Isoflavonoids with inhibiting effects on human hyaluronidase-1 and norneolignan clitorienolactone B from Ononis spinosa L. root extract

Abstract

Human hyaluronidase-1 (Hyal-1) is one of the main enzymes in the homeostasis of hyaluronic acid (HA), the main polysaccharide of extracellular matrix. Development of specific Hyal-1 inhibitors might be a promising target for improved wound healing, tissue regeneration, and looking at renal function for diuresis. By using surface-displayed Hyal-1 on Escherichia coli F470 cells, HA as substrate and stains-all method for quantification of undegraded HA, the respective enzyme activity can be determined easily.

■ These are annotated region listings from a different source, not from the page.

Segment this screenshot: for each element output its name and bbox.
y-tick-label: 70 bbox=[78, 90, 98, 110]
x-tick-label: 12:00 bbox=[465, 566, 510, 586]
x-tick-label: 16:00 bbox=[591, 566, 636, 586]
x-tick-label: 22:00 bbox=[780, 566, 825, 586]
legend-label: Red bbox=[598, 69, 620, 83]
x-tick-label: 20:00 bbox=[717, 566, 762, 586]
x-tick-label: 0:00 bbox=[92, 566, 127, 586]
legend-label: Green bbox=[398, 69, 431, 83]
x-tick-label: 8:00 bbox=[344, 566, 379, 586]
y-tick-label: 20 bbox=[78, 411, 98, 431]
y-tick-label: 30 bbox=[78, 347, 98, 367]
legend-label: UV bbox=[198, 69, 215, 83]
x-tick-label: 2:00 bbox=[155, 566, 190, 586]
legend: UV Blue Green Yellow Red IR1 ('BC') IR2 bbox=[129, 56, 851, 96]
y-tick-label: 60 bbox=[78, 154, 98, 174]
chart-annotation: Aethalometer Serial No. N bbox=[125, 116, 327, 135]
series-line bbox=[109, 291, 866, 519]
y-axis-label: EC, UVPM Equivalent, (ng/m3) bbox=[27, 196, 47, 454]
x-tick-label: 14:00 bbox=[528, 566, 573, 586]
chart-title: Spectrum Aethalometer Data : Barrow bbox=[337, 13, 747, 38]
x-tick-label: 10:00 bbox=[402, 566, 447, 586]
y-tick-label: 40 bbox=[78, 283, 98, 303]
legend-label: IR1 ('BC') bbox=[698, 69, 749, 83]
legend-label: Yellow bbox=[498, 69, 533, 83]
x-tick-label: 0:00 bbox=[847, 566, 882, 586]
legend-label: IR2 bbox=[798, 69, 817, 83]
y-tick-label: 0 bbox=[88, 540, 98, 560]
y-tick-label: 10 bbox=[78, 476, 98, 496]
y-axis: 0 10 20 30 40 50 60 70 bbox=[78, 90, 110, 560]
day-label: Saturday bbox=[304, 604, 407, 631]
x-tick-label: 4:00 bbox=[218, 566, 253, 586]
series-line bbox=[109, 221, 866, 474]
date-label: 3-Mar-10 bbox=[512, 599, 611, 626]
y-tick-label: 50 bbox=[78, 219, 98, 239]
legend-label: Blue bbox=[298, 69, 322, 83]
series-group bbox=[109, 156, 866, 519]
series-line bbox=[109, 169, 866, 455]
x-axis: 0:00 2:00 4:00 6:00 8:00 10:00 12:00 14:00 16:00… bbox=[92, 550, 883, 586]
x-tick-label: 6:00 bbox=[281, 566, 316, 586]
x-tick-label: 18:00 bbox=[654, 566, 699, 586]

Based on the traditional use of extracts from the roots from Ononis spinosa L. (Restharrow root) as a weak diuretic to achieve flushing of the urinary tract and as an adjuvant in minor urinary complaints the herbal material was selected for bioactivity guided fractionation for compounds with Hyal-1 inhibition activity. Hot water and hydroalcoholic extracts showed moderate inhibiting effects (IC50 1.36 resp. 0.73 mg/mL) while dichloromethane extract exerted an IC50 of 190 μg/mL. Bioassay guided fractionation of the dichloromethane extract yielded four isoflavonoids with anti Hyal-1 activity: onogenin 1, sativanone 2, medicarpin 3 and calycosin-D 4 with inhibition rates of 25.4, 61.2, 22.4 and 23.0%, respectively at test concentration level of 250 μM. The norneolignan clitorienolactone B 5, the first time described for the genus Ononis, was inactive. The IC50 of sativanone, the most active compound was determined with 1501 μM, which was better than that of the positive control glycyrrhizinic acid (177 μM). Thus, a possible explanation for diuretic properties of Ononis spinosa L. root extract may be postulated from the results so far obtained.